We want to be completely safe of terror attacks from the most likely quarter — individuals rather than states — yet we go ballistic because the NSA is gathering information from us that will protect us from them. What, are the guardians of our security supposed to be able to read the minds of lunatics that would kill us? We expect that we can safely divulge our most personal information to complete strangers on a device at the other end of a computer yet expect that our privacy is diligently protected?
Already, we've signed away that right in numerous ways. The courts have ruled that once you have voluntarily divulged such sensitive personal information to a "third party," your expectation of privacy is limited. Even the junk you leave in your trash out on the curb for pickup isn't protected from law enforcement snooping and, well, anyone who happens along. Just walking down the street, out in public, means that you've given up a large degree of your privacy. Smile for the cameras.

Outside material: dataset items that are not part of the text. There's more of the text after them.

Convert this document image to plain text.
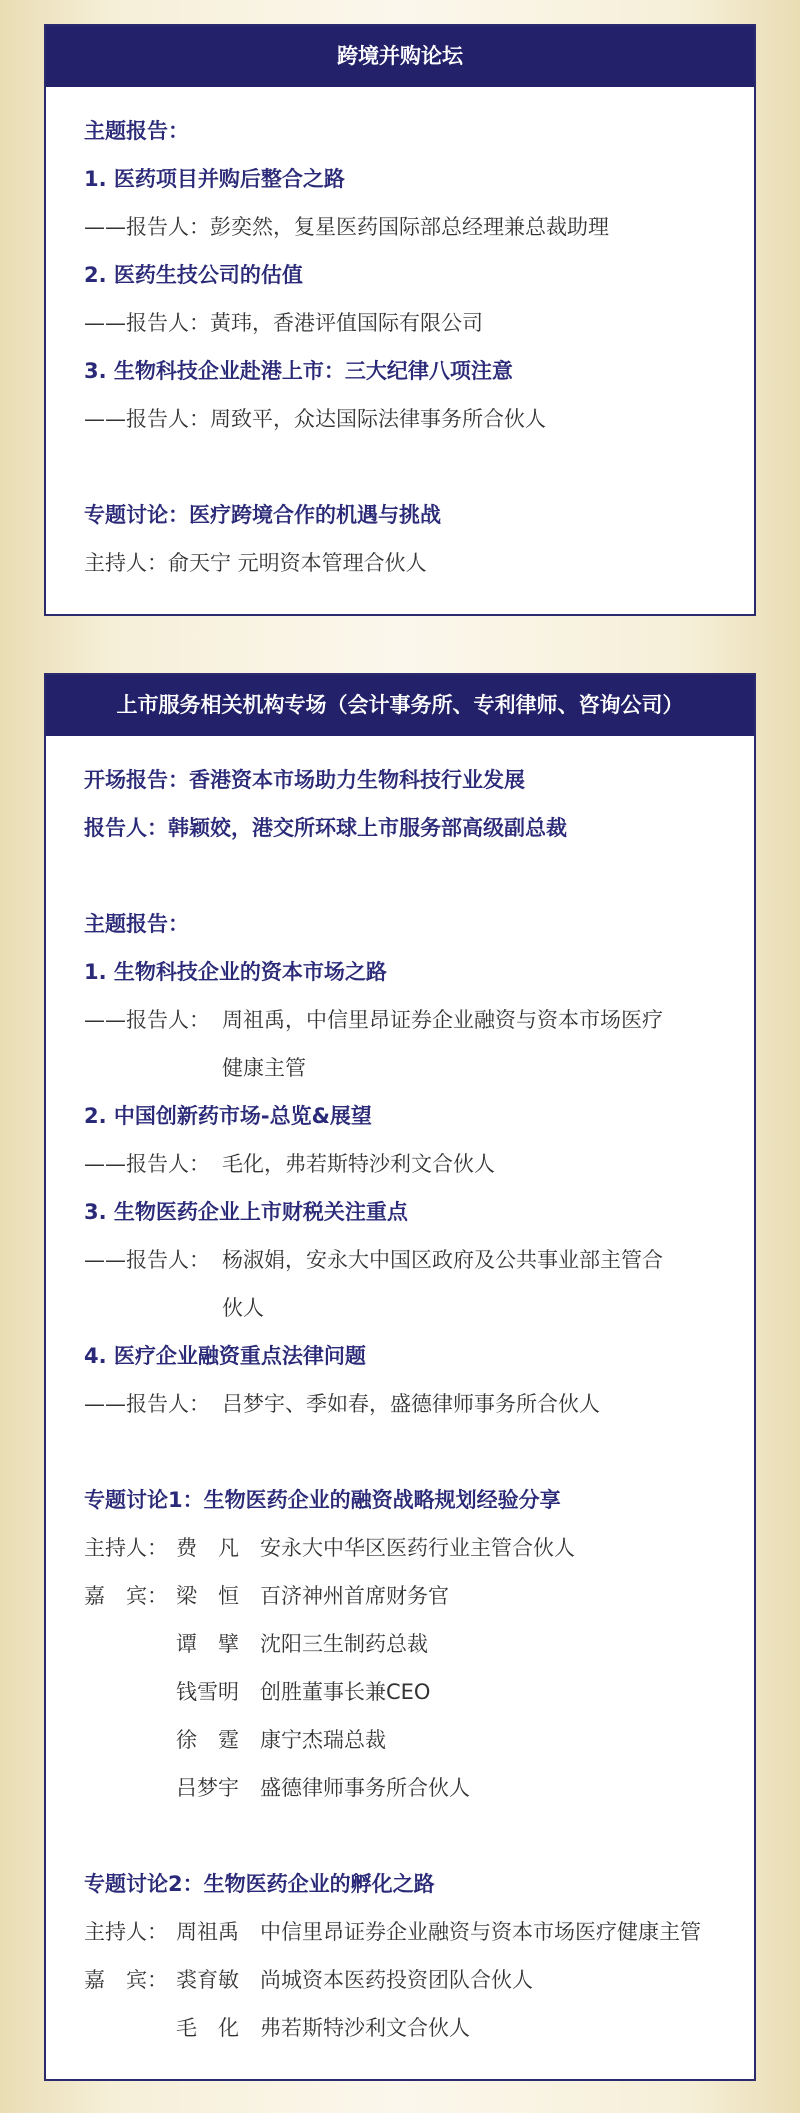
跨境并购论坛
主题报告：
1. 医药项目并购后整合之路
——报告人：彭奕然，复星医药国际部总经理兼总裁助理
2. 医药生技公司的估值
——报告人：黃玮，香港评值国际有限公司
3. 生物科技企业赴港上市：三大纪律八项注意
——报告人：周致平，众达国际法律事务所合伙人
专题讨论：医疗跨境合作的机遇与挑战
主持人：俞天宁 元明资本管理合伙人
上市服务相关机构专场（会计事务所、专利律师、咨询公司）
开场报告：香港资本市场助力生物科技行业发展
报告人：韩颖姣，港交所环球上市服务部高级副总裁
主题报告：
1. 生物科技企业的资本市场之路
——报告人： 周祖禹，中信里昂证券企业融资与资本市场医疗
健康主管
2. 中国创新药市场-总览&展望
——报告人： 毛化，弗若斯特沙利文合伙人
3. 生物医药企业上市财税关注重点
——报告人： 杨淑娟，安永大中国区政府及公共事业部主管合
伙人
4. 医疗企业融资重点法律问题
——报告人： 吕梦宇、季如春，盛德律师事务所合伙人
专题讨论1：生物医药企业的融资战略规划经验分享
主持人： 费　凡	安永大中华区医药行业主管合伙人
嘉　宾： 梁　恒	百济神州首席财务官
谭　擘	沈阳三生制药总裁
钱雪明	创胜董事长兼CEO
徐　霆	康宁杰瑞总裁
吕梦宇	盛德律师事务所合伙人
专题讨论2：生物医药企业的孵化之路
主持人： 周祖禹	中信里昂证券企业融资与资本市场医疗健康主管
嘉　宾： 裘育敏	尚城资本医药投资团队合伙人
毛　化	弗若斯特沙利文合伙人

We've come a long way since our Social Security cards bore the legend "For Social Security Purposes Not For Identification."
Arguably, the challenges and societal upheavals wrought by the digital revolution could be the greatest since the Industrial Revolution. Which has created a perfect opportunity for some politicians and rigid ideologists on both sides to work the threats to our privacy or our security for their own purposes.
As real as those threats are, we should be mindful that we're immersed in a monumental and difficult balancing act that should not have surprised us. We're feeling our way through it, often blindly.
I give President Barack Obama credit for showing that he would like to find ways to balance privacy and security in the digital age. Although going back to read what he said Friday, I'm not entirely sure I know what he wants.
Whether we're on the political right or left, we'll sometimes go into a lather as we feel our way along looking for the right balance. But in the meantime, if you want to be totally secure in your privacy, get out your wallet and pay cash.